Having grown up on comic books, science fiction paperbacks and John D. MacDonald thrillers myself, before discovering John Updike, Philip Roth and other so-called realists, I have come to admire Chabon even more for helping wake me up to the realization that there’s no shame in loving both Rabbit is Rich and The Quick Red Fox.

His latest novel, Telegraph Avenue, is set in the real world, more or less, although there is an alternate history, sort of (Chabon creates a fake ’70s blaxploitation film series). And there are tons of pop culture references, from Star Trek to Marvel Comics to Quentin Tarantino. And two of the main characters own and operate a record store, so there’s lots of music, mostly jazz, references. (Oh, and there’s even a Barack Obama cameo, which is quite well done.)

I enjoyed Telegraph Avenue, though I’m not sure I found it rave-worthy (it’s not the book I would recommend to someone who hadn’t read anything else by its author). It’s kind of like High Fidelity but with jazz instead of indie-rock and more midwifery. Lots more.

Anyway, this past Wednesday I got to interview Chabon again. This time the chat was via phone (Chabon was at his office in Oakland) for a piece that will run in the Vancouver weekly the Georgia Straight next week (he’s on a book tour that brings him to St. Andrews-Wesley United Church Sept 26). Parts of the interview didn’t make it into the finished piece, especially some small talk at the beginning of the conversation about genre fiction and obscure writers we admire, including Walter Tevis and Nicholas Meyer. I’ll post another excerpt or two in the next week or so.

Michael Chabon on Walter Tevis and Nicholas Meyer:

SC: In an interview with Mother Jones recently, you mentioned Nicholas Meyer. He had an interesting career – the wrote a Sherlock Holmes novel, The Seven-Per-Cent Solution, and wrote and directed The Wrath of Khan, the second Star Trek movie.

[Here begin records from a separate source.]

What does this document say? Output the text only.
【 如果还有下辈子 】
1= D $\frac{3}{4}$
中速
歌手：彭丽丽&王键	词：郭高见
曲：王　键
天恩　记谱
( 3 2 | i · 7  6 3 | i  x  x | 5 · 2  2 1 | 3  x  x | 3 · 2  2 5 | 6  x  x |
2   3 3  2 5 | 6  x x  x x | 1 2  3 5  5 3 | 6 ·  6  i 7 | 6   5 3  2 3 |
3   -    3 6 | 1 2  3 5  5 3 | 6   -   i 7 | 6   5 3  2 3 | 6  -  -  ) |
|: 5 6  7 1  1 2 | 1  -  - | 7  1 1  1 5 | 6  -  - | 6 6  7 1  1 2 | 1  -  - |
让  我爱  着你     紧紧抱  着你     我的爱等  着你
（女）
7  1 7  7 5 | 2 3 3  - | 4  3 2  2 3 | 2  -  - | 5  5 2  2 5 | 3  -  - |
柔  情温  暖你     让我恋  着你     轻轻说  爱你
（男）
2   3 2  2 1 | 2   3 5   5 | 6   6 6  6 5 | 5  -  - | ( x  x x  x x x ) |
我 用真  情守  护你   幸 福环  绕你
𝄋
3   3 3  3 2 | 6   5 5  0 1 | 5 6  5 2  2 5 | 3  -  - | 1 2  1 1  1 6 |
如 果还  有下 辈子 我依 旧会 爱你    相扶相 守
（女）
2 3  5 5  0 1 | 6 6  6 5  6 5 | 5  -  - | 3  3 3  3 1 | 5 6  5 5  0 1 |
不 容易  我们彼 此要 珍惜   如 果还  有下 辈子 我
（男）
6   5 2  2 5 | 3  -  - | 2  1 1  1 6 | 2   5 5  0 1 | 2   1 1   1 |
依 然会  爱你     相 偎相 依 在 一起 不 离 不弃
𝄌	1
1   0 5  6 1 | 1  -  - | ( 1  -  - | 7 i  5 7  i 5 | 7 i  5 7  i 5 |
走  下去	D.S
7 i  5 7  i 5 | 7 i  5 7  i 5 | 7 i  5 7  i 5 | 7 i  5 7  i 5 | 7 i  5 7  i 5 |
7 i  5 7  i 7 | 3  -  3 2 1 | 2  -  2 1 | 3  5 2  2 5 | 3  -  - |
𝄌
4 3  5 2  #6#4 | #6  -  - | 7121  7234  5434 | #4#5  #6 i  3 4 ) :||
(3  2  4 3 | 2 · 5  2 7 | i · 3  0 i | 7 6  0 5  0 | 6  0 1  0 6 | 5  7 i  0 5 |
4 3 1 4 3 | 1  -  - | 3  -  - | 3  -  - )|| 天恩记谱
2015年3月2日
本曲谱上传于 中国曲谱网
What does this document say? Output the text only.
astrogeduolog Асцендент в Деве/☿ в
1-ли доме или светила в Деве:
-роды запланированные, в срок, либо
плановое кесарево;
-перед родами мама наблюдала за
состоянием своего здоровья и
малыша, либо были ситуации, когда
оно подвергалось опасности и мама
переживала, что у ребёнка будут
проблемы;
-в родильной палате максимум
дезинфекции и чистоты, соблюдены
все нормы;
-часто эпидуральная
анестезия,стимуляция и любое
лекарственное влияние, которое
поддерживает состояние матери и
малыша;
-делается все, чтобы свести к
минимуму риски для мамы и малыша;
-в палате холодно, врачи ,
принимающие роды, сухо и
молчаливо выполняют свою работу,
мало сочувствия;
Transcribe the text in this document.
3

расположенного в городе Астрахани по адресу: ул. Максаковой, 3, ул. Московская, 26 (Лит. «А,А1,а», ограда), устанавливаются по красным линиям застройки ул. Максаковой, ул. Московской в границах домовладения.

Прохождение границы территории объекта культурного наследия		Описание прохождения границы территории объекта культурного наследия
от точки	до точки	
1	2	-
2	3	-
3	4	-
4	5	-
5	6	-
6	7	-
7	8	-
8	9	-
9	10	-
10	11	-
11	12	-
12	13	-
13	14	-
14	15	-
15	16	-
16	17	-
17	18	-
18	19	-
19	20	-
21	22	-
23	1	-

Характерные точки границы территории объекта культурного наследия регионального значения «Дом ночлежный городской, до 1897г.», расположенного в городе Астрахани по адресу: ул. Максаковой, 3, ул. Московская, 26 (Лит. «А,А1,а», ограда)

Michael Chabon: That’s right, one of my favourites of all the Star Trek feature films. He was a big important figure for me. That first book of his, The Seven-Per-Cent Solution was a little light bulb over my head. It was the first piece of fan fiction I encountered, and in many ways I think it’s the supreme fan fiction, with pastiches that really do work and give you the feeling of reading something by Arthur Conan Doyle. And Wrath of Khan, when his name turned up on the credits I remembered how thrilled I was.

SC: And didn’t he make that time travel movie, Time After Time [1979]?

Michael Chabon: The one with Malcolm McDowell and Mary Steenburgen, Jack the Ripper and H.G. Wells chasing each other… I love that movie.

Time After Time movie poster

Time After Time (1979), written and directed by Nicholas Meyer, features H.G. Wells chasing Jack the Ripper in modern-day San Francisco. Meyer would later go on to write and direct the second Star Trek movie, The Wrath of Khan.

I mentioned him at some point a long time ago, around the time when Kavalier & Clay was published. He got wind of it and sent me a note. And then he died shortly after.

SC: Are you a fan of Walter Tevis?

Michael Chabon: He’s a favourite of mine. I love Mockingbird, and of course the chess book, The Queen’s Gambit. I’ve reread it three times since the first time. I’ve turned my wife [Ayelet Waldman] onto it too, it’s one of her favourite books. He was such an odd writer, his writing career had such an odd trajectory. The Hustler, The Man Who Fell to Earth—and one of the greatest chess novels ever written.

The Queen's Gambit by Walter Tevis book cover

If you see this book, buy it. Read it. Love it. Treasure it. Then keep buying copies to give to friends.